The study calls for a participant to wear the device for a week, then mail it to REGARDS headquarters in Birmingham. Downloaded to a computer, the data can chart the full range of a person’s physical activity including frequency, intensity and duration.

“This knowledge will have important clinical and public health implications. We expect to enhance health-related physical activity recommendations and improve stroke prevention,” Hooker said in his application for the study.
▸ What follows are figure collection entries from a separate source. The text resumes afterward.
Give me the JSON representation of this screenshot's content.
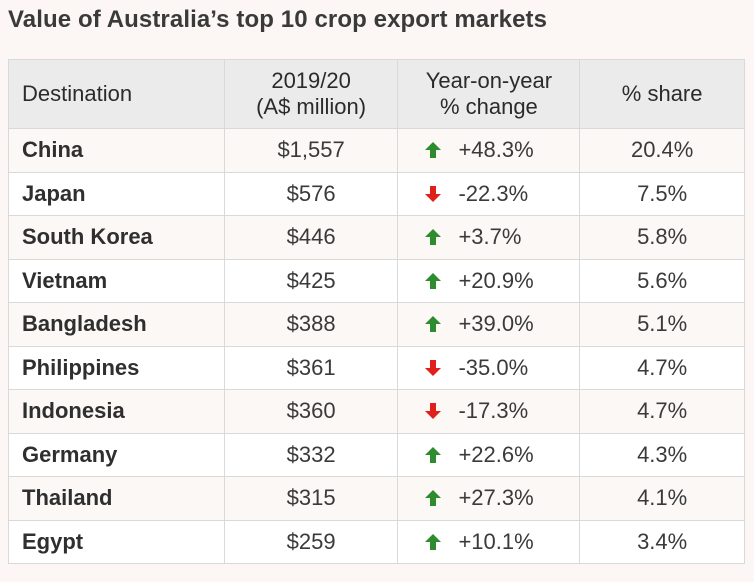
{
  "title": "Value of Australia’s top 10 crop export markets",
  "colors": {
    "up": "#2e8b2e",
    "down": "#e0201b"
  },
  "headers": {
    "destination": "Destination",
    "value_line1": "2019/20",
    "value_line2": "(A$ million)",
    "change_line1": "Year-on-year",
    "change_line2": "% change",
    "share": "% share"
  },
  "chart_data": {
    "type": "table",
    "title": "Value of Australia’s top 10 crop export markets",
    "columns": [
      "Destination",
      "2019/20 (A$ million)",
      "Year-on-year % change",
      "% share"
    ],
    "rows": [
      {
        "destination": "China",
        "value": "$1,557",
        "direction": "up",
        "change": "+48.3%",
        "share": "20.4%"
      },
      {
        "destination": "Japan",
        "value": "$576",
        "direction": "down",
        "change": "-22.3%",
        "share": "7.5%"
      },
      {
        "destination": "South Korea",
        "value": "$446",
        "direction": "up",
        "change": "+3.7%",
        "share": "5.8%"
      },
      {
        "destination": "Vietnam",
        "value": "$425",
        "direction": "up",
        "change": "+20.9%",
        "share": "5.6%"
      },
      {
        "destination": "Bangladesh",
        "value": "$388",
        "direction": "up",
        "change": "+39.0%",
        "share": "5.1%"
      },
      {
        "destination": "Philippines",
        "value": "$361",
        "direction": "down",
        "change": "-35.0%",
        "share": "4.7%"
      },
      {
        "destination": "Indonesia",
        "value": "$360",
        "direction": "down",
        "change": "-17.3%",
        "share": "4.7%"
      },
      {
        "destination": "Germany",
        "value": "$332",
        "direction": "up",
        "change": "+22.6%",
        "share": "4.3%"
      },
      {
        "destination": "Thailand",
        "value": "$315",
        "direction": "up",
        "change": "+27.3%",
        "share": "4.1%"
      },
      {
        "destination": "Egypt",
        "value": "$259",
        "direction": "up",
        "change": "+10.1%",
        "share": "3.4%"
      }
    ]
  }
}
The accelerometer data is expected to show with some precision the degree to which physical activity influences stroke and cognitive decline – “a dose-response relationship,” as Hooker describes it. “We will also be able to look at these relationships specifically for men, women, whites, African Americans, and persons living in various geographic regions,” he said.

Particularly interesting, he said, is testing the idea that even small amounts of physical activity can influence brain health and prevent stroke in mid-life and older adults.

Hooker said that the parent REGARDS study, which was renewed recently with a $20.8 million grant, is a cornucopia for stroke and brain health researchers. Participants in the study are made up of about one-half men and women, and the same proportion of whites and African-Americans. All of the participants are 45 years of age or older.

The parent REGARDS study already has a research infrastructure in place and Hooker will make use of its staff to help recruit participants, distribute the accelerometers, and assemble the data.

Hooker’s study also will have the support of Dr. Steven Blair of the Department of Exercise Science, Dr. Natalie Colabianchi of the Department of Epidemiology and Biostatistics, and Brent Hutto of the Prevention Research Center.

Two former Arnold School faculty members are also members of the REGARDS-PA research team. They are Dr. John Vena, now chair of the Department of Epidemiology and Biostatistics at the University of Georgia and Dr. Jim Laditka, associate professor of Public Health Sciences at the University of North Carolina at Charlotte.

REGARDS-PA is being funded by Hooker’s first NIH RO1 grant, an acknowledgment of his scholarship and a milestone in his career at USC. He earned his bachelor’s degree in physical education from California State University-Fresno in 1978, his master’s in physical education from California State University-Sacramento in 1984 and his doctorate in exercise science from Arizona State University in 1988.